Preclinical studies of chemoprevention drugs given in combination at low doses show remarkable efficacy in preventing adenomas with little additional toxicities, suggesting a strategy to improve risk to benefit ratios for preventing recurrent adenomas. Three hundred seventy-five patients with history of resected (> or =3 mm) adenomas were randomly assigned to receive oral difluoromethylornithine (DFMO) 500 mg and sulindac 150 mg once daily or matched placebos for 36 months, stratified by use of low-dose aspirin (81 mg) at baseline and clinical site. Follow-up colonoscopy was done 3 years after randomization or off-study. Colorectal adenoma recurrence was compared among the groups with log-binomial regression. Comparing the outcome in patients receiving placebos to those receiving active intervention, (a) the recurrence of one or more adenomas was 41.1% and 12.3% (risk ratio, 0.30; 95% confidence interval, 0.18-0.49; P < 0.001); (b) 8.5% had one or more advanced adenomas, compared with 0.7% of patients (risk ratio, 0.085; 95% confidence interval, 0.011-0.65; P < 0.001); and (c) 17 (13.2%) patients had multiple adenomas (>1) at the final colonoscopy, compared with 1 (0.7%; risk ratio, 0.055; 0.0074-0.41; P < 0.001). Serious adverse events (grade > or =3) occurred in 8.2% of patients in the placebo group, compared with 11% in the active intervention group (P = 0.35). There was no significant difference in the proportion of patients reporting hearing changes from baseline. Recurrent adenomatous polyps can be markedly reduced by a combination of low oral doses of DFMO and sulindac and with few side effects.

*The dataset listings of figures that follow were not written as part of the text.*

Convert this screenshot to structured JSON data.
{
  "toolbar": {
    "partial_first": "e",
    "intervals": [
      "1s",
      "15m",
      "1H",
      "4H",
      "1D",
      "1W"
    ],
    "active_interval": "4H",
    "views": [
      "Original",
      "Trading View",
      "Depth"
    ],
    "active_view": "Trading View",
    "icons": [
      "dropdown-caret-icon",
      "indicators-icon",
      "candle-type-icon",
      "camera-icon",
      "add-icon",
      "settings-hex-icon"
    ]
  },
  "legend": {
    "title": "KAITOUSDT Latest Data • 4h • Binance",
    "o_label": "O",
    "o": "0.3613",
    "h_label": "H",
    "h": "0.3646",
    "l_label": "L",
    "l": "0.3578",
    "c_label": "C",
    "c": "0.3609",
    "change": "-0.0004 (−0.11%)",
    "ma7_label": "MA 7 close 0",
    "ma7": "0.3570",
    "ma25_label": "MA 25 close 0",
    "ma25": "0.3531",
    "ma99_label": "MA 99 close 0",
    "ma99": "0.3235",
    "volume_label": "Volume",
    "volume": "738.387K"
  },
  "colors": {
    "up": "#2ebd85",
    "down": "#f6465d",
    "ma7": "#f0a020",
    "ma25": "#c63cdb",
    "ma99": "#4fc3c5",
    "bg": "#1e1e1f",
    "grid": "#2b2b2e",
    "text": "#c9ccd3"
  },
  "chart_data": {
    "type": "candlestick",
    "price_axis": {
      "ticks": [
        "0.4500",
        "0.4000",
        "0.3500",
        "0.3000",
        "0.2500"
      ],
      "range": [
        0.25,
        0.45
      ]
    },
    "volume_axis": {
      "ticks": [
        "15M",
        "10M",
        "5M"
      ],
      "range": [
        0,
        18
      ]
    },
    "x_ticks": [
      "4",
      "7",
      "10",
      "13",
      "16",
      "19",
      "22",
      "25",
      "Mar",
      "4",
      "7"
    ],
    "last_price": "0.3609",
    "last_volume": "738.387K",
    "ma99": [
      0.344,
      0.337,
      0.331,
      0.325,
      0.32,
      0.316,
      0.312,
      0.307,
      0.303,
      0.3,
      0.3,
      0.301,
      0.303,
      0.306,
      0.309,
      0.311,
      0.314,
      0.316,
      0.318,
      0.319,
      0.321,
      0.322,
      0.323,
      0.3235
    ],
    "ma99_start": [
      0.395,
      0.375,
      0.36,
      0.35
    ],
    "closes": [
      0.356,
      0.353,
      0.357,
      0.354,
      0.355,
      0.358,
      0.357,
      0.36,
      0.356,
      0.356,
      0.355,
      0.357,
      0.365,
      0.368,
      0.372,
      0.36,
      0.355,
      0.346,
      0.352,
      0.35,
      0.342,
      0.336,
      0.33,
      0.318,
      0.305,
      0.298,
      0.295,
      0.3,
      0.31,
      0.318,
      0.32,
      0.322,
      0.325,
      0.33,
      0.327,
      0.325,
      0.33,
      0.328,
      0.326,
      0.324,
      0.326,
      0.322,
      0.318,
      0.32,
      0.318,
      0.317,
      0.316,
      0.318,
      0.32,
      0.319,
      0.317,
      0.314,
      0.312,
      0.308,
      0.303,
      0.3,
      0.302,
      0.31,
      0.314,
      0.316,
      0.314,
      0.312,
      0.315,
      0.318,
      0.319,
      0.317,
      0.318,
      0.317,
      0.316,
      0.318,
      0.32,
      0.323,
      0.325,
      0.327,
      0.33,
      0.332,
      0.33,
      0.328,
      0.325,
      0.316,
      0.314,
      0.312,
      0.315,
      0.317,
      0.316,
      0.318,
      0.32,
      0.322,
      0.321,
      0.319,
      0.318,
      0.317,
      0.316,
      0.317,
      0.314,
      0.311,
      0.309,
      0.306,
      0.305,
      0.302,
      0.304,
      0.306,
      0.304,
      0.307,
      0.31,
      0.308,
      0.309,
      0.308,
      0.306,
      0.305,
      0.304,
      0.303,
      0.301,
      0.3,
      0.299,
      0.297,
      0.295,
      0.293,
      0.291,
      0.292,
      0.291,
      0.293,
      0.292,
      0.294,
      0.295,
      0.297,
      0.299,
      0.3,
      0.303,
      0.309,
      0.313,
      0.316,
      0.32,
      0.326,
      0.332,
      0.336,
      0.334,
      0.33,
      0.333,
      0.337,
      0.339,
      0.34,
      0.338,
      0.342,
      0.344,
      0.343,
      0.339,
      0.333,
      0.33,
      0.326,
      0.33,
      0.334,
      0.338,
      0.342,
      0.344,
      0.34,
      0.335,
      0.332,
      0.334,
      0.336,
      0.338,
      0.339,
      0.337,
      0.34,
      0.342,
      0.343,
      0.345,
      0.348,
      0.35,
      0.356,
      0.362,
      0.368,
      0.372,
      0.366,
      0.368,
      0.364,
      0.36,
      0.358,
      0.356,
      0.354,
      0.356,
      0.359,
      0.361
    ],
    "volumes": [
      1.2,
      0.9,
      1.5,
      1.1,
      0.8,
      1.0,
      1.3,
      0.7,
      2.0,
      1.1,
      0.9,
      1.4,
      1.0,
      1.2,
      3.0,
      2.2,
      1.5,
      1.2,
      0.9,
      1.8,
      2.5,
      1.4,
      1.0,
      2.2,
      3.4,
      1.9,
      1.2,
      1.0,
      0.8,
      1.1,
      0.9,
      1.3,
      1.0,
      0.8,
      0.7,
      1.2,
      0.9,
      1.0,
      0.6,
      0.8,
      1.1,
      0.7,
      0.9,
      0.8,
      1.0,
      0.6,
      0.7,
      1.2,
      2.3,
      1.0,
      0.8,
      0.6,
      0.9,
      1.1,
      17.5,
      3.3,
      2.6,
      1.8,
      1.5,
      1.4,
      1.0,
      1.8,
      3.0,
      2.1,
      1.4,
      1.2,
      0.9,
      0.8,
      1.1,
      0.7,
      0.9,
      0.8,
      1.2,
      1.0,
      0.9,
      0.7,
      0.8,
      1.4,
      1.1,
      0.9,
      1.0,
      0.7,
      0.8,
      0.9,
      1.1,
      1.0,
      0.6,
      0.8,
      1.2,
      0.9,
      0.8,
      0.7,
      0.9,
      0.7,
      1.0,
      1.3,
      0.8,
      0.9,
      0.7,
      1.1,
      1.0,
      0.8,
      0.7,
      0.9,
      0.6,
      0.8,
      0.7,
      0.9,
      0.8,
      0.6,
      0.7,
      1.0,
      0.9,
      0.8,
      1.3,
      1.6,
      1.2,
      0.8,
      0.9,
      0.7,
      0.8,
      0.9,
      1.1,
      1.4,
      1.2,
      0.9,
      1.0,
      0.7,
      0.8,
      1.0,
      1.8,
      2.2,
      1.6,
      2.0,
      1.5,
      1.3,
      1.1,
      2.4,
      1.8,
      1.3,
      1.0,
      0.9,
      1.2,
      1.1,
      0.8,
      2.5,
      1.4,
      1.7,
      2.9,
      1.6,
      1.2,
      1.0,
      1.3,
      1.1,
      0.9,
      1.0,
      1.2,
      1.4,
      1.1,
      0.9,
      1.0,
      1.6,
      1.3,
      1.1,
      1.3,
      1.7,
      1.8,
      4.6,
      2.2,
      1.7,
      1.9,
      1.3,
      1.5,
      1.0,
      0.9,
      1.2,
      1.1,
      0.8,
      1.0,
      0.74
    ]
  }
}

低剂量联合使用化学预防药物的临床前研究表明,其在预防腺瘤方面具有显著疗效,且几乎没有额外的毒性,这提示了一种改善预防复发性腺瘤风险效益比的策略。375例有切除(≥3毫米)腺瘤病史的患者被随机分配,每天口服500毫克二氟甲基鸟氨酸(DFMO)和150毫克舒林酸,或服用匹配的安慰剂,为期36个月,根据基线时是否使用低剂量阿司匹林(81毫克)和临床部位进行分层。随机分组3年后或研究结束后进行随访结肠镜检查。采用对数二项回归比较各组结直肠腺瘤复发情况。将接受安慰剂治疗的患者与接受积极干预的患者的结果进行比较,(a)一个或多个腺瘤的复发率分别为41.1%和12.3%(风险比,0.30;95%置信区间,0.18 - 0.49;P < 0.001);(b)8.5%的患者有一个或多个高级别腺瘤,而患者中这一比例为0.7%(风险比,0.085;95%置信区间,0.011 - 0.65;P < 0.001);(c)在最后一次结肠镜检查时,17例(13.2%)患者有多个(>1个)腺瘤,而在安慰剂组中这一比例为1例(0.7%;风险比,0.055;0.0074 - 0.41;P < 0.001)。安慰剂组8.2%的患者发生严重不良事件(≥3级),积极干预组为11%(P = 0.35)。报告听力与基线相比有变化的患者比例无显著差异。口服低剂量DFMO和舒林酸联合使用可显著减少复发性腺瘤性息肉,且副作用很少。